Curry is averaging only 42.9 passes per game, which ranks behind centers Houston Rockets center Dwight Howard and Cleveland Cavaliers center Anderson Varjeao as well as less than Indiana Pacers power forward David West. Curry, though, is shooting the ball very efficiently. He is averaging 12.7 pull-up jumper points per game which is by far the highest average in the entire league. By running offensive plays like this, Curry is sure to accumulate both pull-up jumper points and passes per possession:

David Lee also needs to get more involved on offense. It seems that a lot of media attention has gone to the play of Andre Iguodala and not David Lee. Rightfully so, as Iguodala is the Warriors high priced free agent aquistion. But Lee is off to another good start to his 2013-14 season. Lee is averaging 18.0 points per game with 9.4 rebounds, both just slightly below his average from last season.

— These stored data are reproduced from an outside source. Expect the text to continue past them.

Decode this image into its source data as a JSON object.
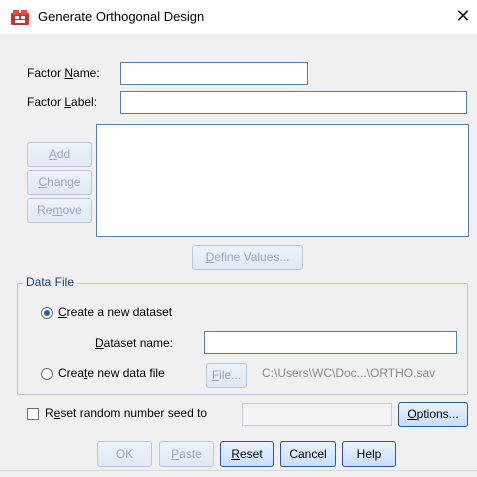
{
  "window": {
    "title": "Generate Orthogonal Design",
    "close_glyph": "✕",
    "icon": "spss-dialog-icon"
  },
  "fields": {
    "factor_name": {
      "prefix": "Factor ",
      "access": "N",
      "suffix": "ame:",
      "value": ""
    },
    "factor_label": {
      "prefix": "Factor ",
      "access": "L",
      "suffix": "abel:",
      "value": ""
    }
  },
  "factor_buttons": {
    "add": {
      "prefix": "",
      "access": "A",
      "suffix": "dd"
    },
    "change": {
      "prefix": "",
      "access": "C",
      "suffix": "hange"
    },
    "remove": {
      "prefix": "Re",
      "access": "m",
      "suffix": "ove"
    }
  },
  "define_values": {
    "prefix": "",
    "access": "D",
    "suffix": "efine Values..."
  },
  "data_file": {
    "legend": "Data File",
    "create_dataset": {
      "prefix": "",
      "access": "C",
      "suffix": "reate a new dataset",
      "selected": true
    },
    "dataset_name": {
      "prefix": "",
      "access": "D",
      "suffix": "ataset name:",
      "value": ""
    },
    "create_file": {
      "prefix": "Crea",
      "access": "t",
      "suffix": "e new data file",
      "selected": false
    },
    "file_button": {
      "prefix": "",
      "access": "F",
      "suffix": "ile..."
    },
    "file_path": "C:\\Users\\WC\\Doc...\\ORTHO.sav"
  },
  "seed": {
    "prefix": "R",
    "access": "e",
    "suffix": "set random number seed to",
    "checked": false,
    "value": ""
  },
  "options_button": {
    "prefix": "",
    "access": "O",
    "suffix": "ptions..."
  },
  "actions": {
    "ok": "OK",
    "paste": {
      "prefix": "",
      "access": "P",
      "suffix": "aste"
    },
    "reset": {
      "prefix": "",
      "access": "R",
      "suffix": "eset"
    },
    "cancel": "Cancel",
    "help": "Help"
  },
  "colors": {
    "dialog_bg": "#f0f0f0",
    "input_border": "#5b7ea8",
    "disabled_text": "#9aa7b8",
    "group_legend": "#1c3d7a"
  }
}
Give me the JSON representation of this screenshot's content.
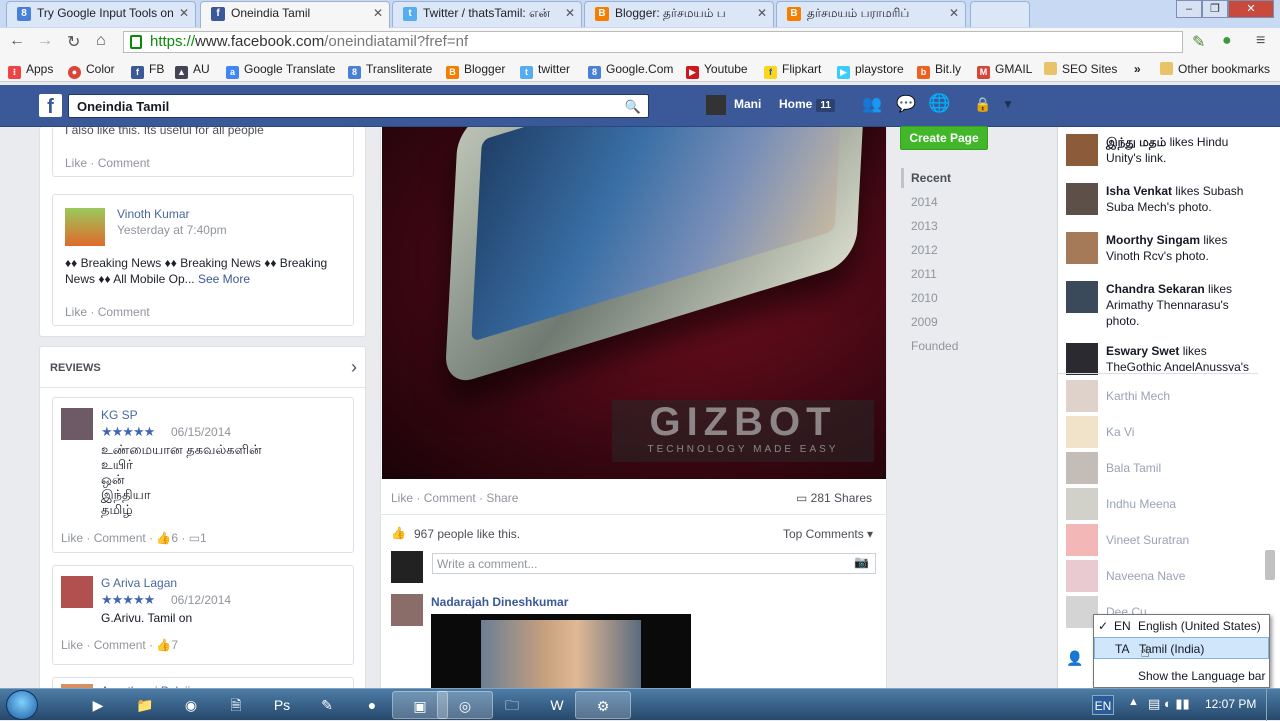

But the Warriors are relying less on Lee to create his own offense. Lee is getting only 26.5 front court touches per game which is only 0.1 front court touch per game more than San Antonio Spurs power forward Boris Diaw. Lee is taking two shots less per game and not surprisingly shooting a better percentage as a result.

Klay Thompson offensive game has evolved. Through eight games, Thompson is averaging 19.6 points per game which is four more than his career average. He already has three games in which he has scored more than 25 points. Thompson is also making good use of his offensive touches.

Thompson is third in the league in points per touch, 0.56 just fractions behind the league leader, in a statistic that measures the amount of points a player scores per touch. His spot-up jumper has always been very pure as well. Thompson is currently third in the league with 9.1 catch and shoot points per game.

As a team, though, the Warriors offense is sixth in the league in offensive rating, averaging 103.9 points per 100 possessions. And they are also fifth in the league in transition points. But the Warriors biggest offensive problem is their turnover issues.

Per 100 possessions, the Warriors average 20.2 turnovers, which is first in the NBA. But thanks to their much improved defense, the Warriors have limited opposing teams in scoring off their turnovers.

Stats do not include Thursday’s game against the Thunder.